Their services are not limited to a specific category of patient.
“Anyone can come to us,” Montaño said. “If you’re wealthy or you’re poor. Obviously, our mission is to provide access to the medically underserved population. We do get a lot of people who don’t have insurance. For those people we have a sliding fee scale, which we charge them based on their income and ability to pay. Also they use the size of family to determine what scale they fall into. For those who fall into poverty or below the poverty line there’s a nominal fee there. In those cases we sometimes end up writing it off because they simply don’t have the means to pay.”
Their pharmacy program is available to everyone.
“We assist with medications,” Montaño said. “We have a contract with Walgreen’s through our 340B pharmacy program. Any of our patients can go to Walgreen’s and get their medications. That includes the insured, uninsured, Medicare and Medicaid patients. That program is really invaluable to addressing the needs of people and the diseases that they may have.”
A unique program they offer is proving quite useful.

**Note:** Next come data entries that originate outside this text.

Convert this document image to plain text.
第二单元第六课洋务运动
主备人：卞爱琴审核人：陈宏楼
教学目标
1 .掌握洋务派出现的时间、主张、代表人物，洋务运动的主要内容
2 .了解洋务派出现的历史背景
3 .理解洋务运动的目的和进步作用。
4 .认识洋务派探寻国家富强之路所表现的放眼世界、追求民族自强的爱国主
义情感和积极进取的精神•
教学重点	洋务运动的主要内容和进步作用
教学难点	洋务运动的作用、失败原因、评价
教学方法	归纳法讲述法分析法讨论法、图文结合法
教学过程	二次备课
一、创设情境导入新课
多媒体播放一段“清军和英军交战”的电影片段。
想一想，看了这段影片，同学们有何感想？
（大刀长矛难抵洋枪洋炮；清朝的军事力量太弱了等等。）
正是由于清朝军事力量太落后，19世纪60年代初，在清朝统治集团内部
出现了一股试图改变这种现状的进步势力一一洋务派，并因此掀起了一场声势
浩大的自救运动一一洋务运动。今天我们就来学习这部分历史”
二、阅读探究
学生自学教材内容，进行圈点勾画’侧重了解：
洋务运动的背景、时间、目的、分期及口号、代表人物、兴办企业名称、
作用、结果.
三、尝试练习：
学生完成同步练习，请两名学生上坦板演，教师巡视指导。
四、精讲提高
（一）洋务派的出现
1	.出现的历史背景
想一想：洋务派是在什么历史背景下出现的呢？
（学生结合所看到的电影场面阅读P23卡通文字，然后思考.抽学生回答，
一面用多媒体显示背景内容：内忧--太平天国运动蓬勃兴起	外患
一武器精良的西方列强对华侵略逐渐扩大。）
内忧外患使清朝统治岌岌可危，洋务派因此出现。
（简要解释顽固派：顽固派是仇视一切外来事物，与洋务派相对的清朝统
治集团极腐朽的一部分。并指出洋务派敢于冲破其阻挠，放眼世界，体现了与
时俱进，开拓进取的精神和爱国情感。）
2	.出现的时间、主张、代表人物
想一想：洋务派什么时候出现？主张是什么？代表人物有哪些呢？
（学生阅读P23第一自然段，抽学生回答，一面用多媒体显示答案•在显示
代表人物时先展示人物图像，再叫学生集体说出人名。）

“We have La Promotora,” Montaño said, “(which includes) individuals, most of whom have a degree in social work and are going into master’s degree programs. They are assigned a lot of tasks. If the doctor needs to reach out to a patient who hasn’t been in, because they need a lab test or if we call them and their phone is disconnected, we send these outreach workers out to their homes.
“We also do case management on some of the patients that we have. We try to work with the MCO’s, the Managed Care Organizations that handle Medicaid, to prevent them from having to be readmitted. We try to prevent them having to go to the emergency room by following up, making sure they’re taking their meds, making sure they’re getting their blood screenings or whatever followup work needs to be done.
“This really enhances the overall care and patients tend to do well. At first, patients were skeptical, but now they’re beginning to accept it. That’s good because in the end it does well because they don’t have to be readmitted. A lot of times readmission is a result of not following through with medications or diet, exercise and such.”
La Casa tries to help patients get the coverage they need.
“We are also involved in the re-enrollment of the Affordable Care Act marketplace,” Montaño said, “and we help a lot of people to get on the expanded Medicaid program.”
They also work with the state on infant safety.
“We have the infant car seat program,” he said. “Our employees are trained how to install and use them properly. The state provides free car seats under that program.”
Montaño said none of this would have been possible without all the support they’ve received from Roswell and Chaves County.
“Roswell has been a good experience for us,” he said. Before we started here, a gentleman wanted to meet with the director. He came in and I recall he was a tall guy. He said, ‘I want a clinic like yours in Roswell.’ I said, ‘That’s good. But it’s not that easy to do.’ He said, ‘What do I have to do to help you get it started?’ I told him, ‘First of all, we have to meet with community people that are interested in having a clinic in Roswell.’ He said, ‘I will go back and get a group of people together and I will call you.’ Within a week he called and said they were ready. That was the beginning of our being in Roswell.
“I want to thank the county commission, the city council and our vendors. They have been invaluable in helping us. Today, a lot of our vendors donated a lot of things to give away. The county commission has always provided assistance with indigent care, the city has been involved in helping us maintain and pay the lease on this building. We’re really appreciative of the county and the city and the community at large that helped us.”
Montaño said he loves his job.
“We get to do God’s work,” he said. “There’s not a day that I don’t love to come to work. We do good things.”